Earlier this session, lawmakers increased ATV registration fees, which were already scheduled to rise from $12 to $17 per year. The newly enacted state budget raises those fees from $12 to $35 per year.

Senators on Monday took up a bill to tack another $3 on to the total, bringing it to $38. Money raised by that final increase would go to trail maintenance and other ATV programs.

Former UMaine president to head dairy study panel

AUGUSTA (AP) – Former University of Maine President Fred Hutchinson will head a 20-member task force that will study ways to preserve Maine’s foundering dairy industry.

Gov. John Baldacci on Tuesday said Hutchinson will head the newly formed Task Force on the Sustainability of the Dairy Industry.

The study is among steps being taken to provide short- and long-range assistance to Maine’s dairy industry.

Three of the 20 task force members will be legislators. Others include representatives of the dairy industry, farm agencies and others knowledgeable about the industry.

Baldacci has already signed legislation to provide $725,000 in emergency aid to dairy farmers, who say the end of a federal price-support program has sent milk prices sinking to a 20-year low.

Baldacci also wants to offer up to $3 million in subsidy payments to dairy farmers from October through next January.
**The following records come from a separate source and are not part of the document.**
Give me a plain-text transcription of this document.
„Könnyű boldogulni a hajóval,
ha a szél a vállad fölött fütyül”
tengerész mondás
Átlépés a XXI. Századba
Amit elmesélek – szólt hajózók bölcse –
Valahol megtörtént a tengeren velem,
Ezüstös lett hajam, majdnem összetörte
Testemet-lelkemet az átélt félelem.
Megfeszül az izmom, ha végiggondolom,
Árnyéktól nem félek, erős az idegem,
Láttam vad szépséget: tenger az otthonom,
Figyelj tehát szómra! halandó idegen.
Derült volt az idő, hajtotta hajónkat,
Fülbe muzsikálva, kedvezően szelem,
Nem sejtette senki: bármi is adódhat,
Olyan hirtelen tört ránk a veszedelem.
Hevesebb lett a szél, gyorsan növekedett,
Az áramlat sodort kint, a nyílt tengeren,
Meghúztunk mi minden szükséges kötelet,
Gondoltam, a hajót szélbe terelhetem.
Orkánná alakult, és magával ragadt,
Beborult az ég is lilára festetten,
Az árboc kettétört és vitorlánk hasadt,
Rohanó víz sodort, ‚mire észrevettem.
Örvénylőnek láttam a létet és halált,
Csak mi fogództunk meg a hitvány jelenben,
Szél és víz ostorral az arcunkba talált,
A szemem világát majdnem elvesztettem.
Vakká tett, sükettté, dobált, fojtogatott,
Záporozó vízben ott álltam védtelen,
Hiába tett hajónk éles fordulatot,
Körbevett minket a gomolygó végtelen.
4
Administration officials say federal funding is one possible source of the subsidies.

But the governor has said he would veto a bill calling for milk-handling fees if it reached his desk.



Bill seeks pre-election submission of campaign material

Eds: LD 1027

AUGUSTA, Maine (AP) – Candidates in Maine elections would have to turn over to state officials late campaign mailings and tapes of automated phonecalls if a bill that received initial approval in the House of Representatives on Tuesday becomes law.
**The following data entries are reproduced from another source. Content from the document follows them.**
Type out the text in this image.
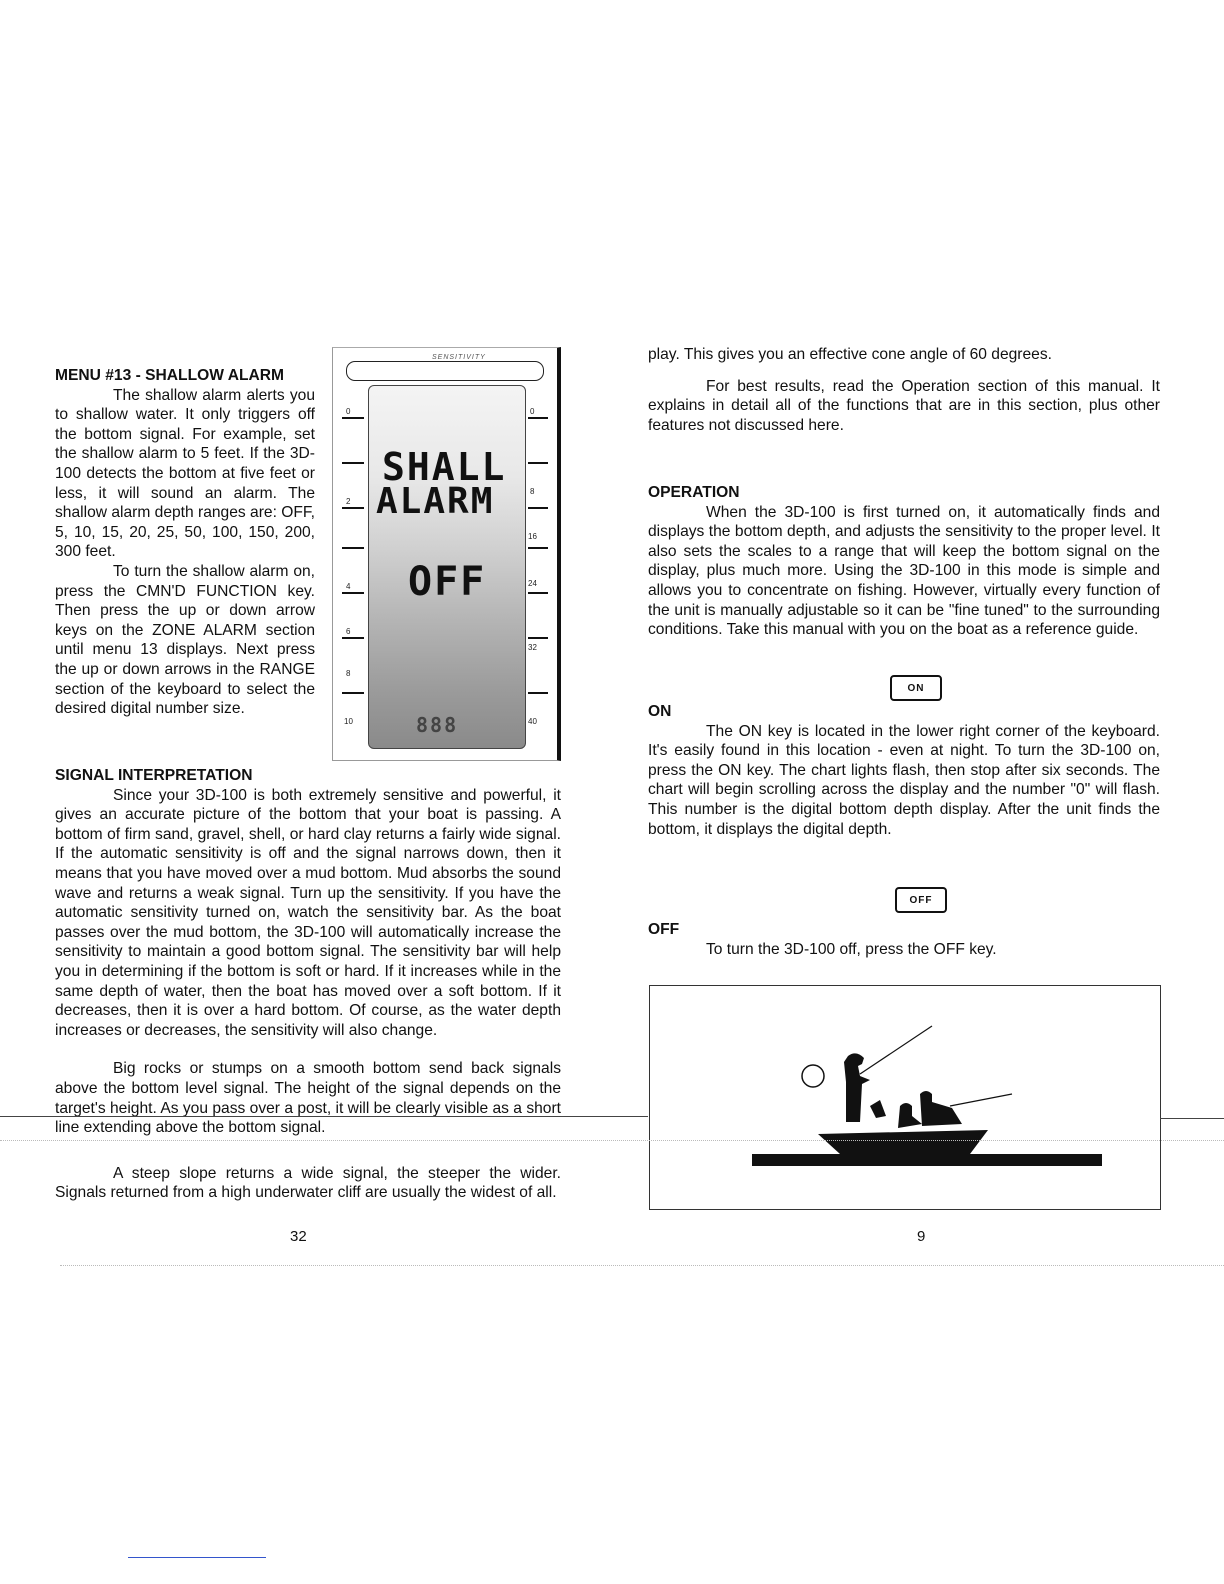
MENU #13 - SHALLOW ALARM

The shallow alarm alerts you to shallow water. It only triggers off the bottom signal. For example, set the shallow alarm to 5 feet. If the 3D-100 detects the bottom at five feet or less, it will sound an alarm. The shallow alarm depth ranges are: OFF, 5, 10, 15, 20, 25, 50, 100, 150, 200, 300 feet.

To turn the shallow alarm on, press the CMN'D FUNCTION key. Then press the up or down arrow keys on the ZONE ALARM section until menu 13 displays. Next press the up or down arrows in the RANGE section of the keyboard to select the desired digital number size.

SENSITIVITY
SHALL
ALARM
OFF
888
0
2
4
6
8
10
0
8
16
24
32
40

SIGNAL INTERPRETATION

Since your 3D-100 is both extremely sensitive and powerful, it gives an accurate picture of the bottom that your boat is passing. A bottom of firm sand, gravel, shell, or hard clay returns a fairly wide signal. If the automatic sensitivity is off and the signal narrows down, then it means that you have moved over a mud bottom. Mud absorbs the sound wave and returns a weak signal. Turn up the sensitivity. If you have the automatic sensitivity turned on, watch the sensitivity bar. As the boat passes over the mud bottom, the 3D-100 will automatically increase the sensitivity to maintain a good bottom signal. The sensitivity bar will help you in determining if the bottom is soft or hard. If it increases while in the same depth of water, then the boat has moved over a soft bottom. If it decreases, then it is over a hard bottom. Of course, as the water depth increases or decreases, the sensitivity will also change.

Big rocks or stumps on a smooth bottom send back signals above the bottom level signal. The height of the signal depends on the target's height. As you pass over a post, it will be clearly visible as a short line extending above the bottom signal.

A steep slope returns a wide signal, the steeper the wider. Signals returned from a high underwater cliff are usually the widest of all.

32

play. This gives you an effective cone angle of 60 degrees.

For best results, read the Operation section of this manual. It explains in detail all of the functions that are in this section, plus other features not discussed here.

OPERATION

When the 3D-100 is first turned on, it automatically finds and displays the bottom depth, and adjusts the sensitivity to the proper level. It also sets the scales to a range that will keep the bottom signal on the display, plus much more. Using the 3D-100 in this mode is simple and allows you to concentrate on fishing. However, virtually every function of the unit is manually adjustable so it can be "fine tuned" to the surrounding conditions. Take this manual with you on the boat as a reference guide.

ON

ON

The ON key is located in the lower right corner of the keyboard. It's easily found in this location - even at night. To turn the 3D-100 on, press the ON key. The chart lights flash, then stop after six seconds. The chart will begin scrolling across the display and the number "0" will flash. This number is the digital bottom depth display. After the unit finds the bottom, it displays the digital depth.

OFF

OFF

To turn the 3D-100 off, press the OFF key.

9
Supporters said the proposal would discourage negative and attack mailings late in the campaign. They said the purpose of the bill, which was approved by a 76-59 vote, is to make the material available to a candidate’s opponent.

But opponents branded the bill as an unconstitutional breach of First Amendment rights.
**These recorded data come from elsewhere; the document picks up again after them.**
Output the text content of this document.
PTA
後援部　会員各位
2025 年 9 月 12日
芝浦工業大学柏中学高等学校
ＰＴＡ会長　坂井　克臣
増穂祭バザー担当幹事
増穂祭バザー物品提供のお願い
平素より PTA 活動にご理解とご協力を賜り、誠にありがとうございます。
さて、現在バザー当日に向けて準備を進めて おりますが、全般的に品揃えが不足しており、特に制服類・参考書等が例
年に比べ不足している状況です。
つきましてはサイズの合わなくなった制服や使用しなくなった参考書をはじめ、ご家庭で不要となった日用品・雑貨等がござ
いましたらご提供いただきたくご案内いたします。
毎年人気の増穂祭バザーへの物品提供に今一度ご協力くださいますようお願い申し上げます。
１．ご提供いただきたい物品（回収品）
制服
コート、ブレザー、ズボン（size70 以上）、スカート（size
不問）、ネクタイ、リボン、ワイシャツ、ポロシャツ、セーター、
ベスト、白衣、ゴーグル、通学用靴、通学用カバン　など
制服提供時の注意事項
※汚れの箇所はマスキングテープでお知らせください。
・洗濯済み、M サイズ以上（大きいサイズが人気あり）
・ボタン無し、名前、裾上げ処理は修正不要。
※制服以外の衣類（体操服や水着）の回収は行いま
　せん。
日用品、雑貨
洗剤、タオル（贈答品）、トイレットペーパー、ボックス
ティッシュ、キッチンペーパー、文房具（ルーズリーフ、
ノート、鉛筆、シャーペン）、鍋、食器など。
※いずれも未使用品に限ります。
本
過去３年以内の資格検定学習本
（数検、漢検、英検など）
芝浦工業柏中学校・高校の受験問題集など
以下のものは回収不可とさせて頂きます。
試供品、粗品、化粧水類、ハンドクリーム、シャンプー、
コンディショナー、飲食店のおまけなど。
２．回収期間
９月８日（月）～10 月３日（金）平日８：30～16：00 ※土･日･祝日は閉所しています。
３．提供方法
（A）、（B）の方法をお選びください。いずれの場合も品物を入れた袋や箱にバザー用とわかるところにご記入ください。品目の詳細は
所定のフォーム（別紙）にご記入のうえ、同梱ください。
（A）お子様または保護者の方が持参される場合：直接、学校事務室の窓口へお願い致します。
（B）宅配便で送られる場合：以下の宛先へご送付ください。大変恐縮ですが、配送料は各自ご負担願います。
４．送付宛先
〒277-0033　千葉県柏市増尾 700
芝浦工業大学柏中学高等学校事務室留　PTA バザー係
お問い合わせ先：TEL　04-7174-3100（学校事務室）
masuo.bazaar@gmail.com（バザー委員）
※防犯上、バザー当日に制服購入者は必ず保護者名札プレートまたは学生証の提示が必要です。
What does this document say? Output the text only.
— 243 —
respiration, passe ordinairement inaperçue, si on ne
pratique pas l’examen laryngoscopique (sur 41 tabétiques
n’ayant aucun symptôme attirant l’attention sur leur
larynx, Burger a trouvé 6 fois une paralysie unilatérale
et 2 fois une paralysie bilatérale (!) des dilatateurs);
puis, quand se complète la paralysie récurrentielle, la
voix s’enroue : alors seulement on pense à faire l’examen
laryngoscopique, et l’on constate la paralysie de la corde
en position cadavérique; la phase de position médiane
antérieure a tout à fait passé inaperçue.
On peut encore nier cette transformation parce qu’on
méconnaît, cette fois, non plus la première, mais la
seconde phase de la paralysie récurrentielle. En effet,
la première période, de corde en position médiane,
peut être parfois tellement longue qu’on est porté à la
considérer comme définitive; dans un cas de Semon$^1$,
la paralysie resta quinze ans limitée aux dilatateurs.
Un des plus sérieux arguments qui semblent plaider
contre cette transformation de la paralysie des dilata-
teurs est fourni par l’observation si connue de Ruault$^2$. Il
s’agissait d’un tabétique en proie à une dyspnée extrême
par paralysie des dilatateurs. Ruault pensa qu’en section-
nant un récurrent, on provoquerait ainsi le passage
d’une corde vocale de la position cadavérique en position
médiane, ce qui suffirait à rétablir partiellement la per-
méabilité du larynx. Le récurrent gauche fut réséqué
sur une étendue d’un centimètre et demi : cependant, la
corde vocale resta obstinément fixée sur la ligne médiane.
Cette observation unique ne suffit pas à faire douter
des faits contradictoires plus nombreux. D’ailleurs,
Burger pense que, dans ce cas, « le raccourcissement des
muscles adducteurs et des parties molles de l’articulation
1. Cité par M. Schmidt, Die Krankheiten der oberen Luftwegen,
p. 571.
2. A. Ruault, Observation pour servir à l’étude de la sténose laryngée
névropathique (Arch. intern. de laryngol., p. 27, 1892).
“This is a very bad bill,” said Rep. Kevin Glynn, R-South Portland.

It would require candidates and political action committees that make automated phone calls or distribute mass mailings in the two weeks before an election to provide transcripts of the calls or copies of the mailings to the state Ethics Commission.

The commission also enforces campaign finance laws.



House rejects bill to shrink size of Legislature

Eds: LD 310

AUGUSTA, Maine (AP) – The Maine House on Tuesday rejected a bill to shrink the size of the Legislature.

Supporters said Maine’s Legislature, with 186 members in both chambers, is the nation’s 10th-largest even though Maine is one of the smallest states.

They said taxpayers would save $1 million per year by reducing the Legislature to 132 members, 99 in the House and 33 in the Senate.

But opponents contended that Mainers are getting a good bargain with the state’s present, part-time Legislature.

The proposed constitutional amendment would need a two-thirds vote of approval in order to be sent to voters. But 89 House members voted against the bill to 47 for it. The bill was sent to the Senate.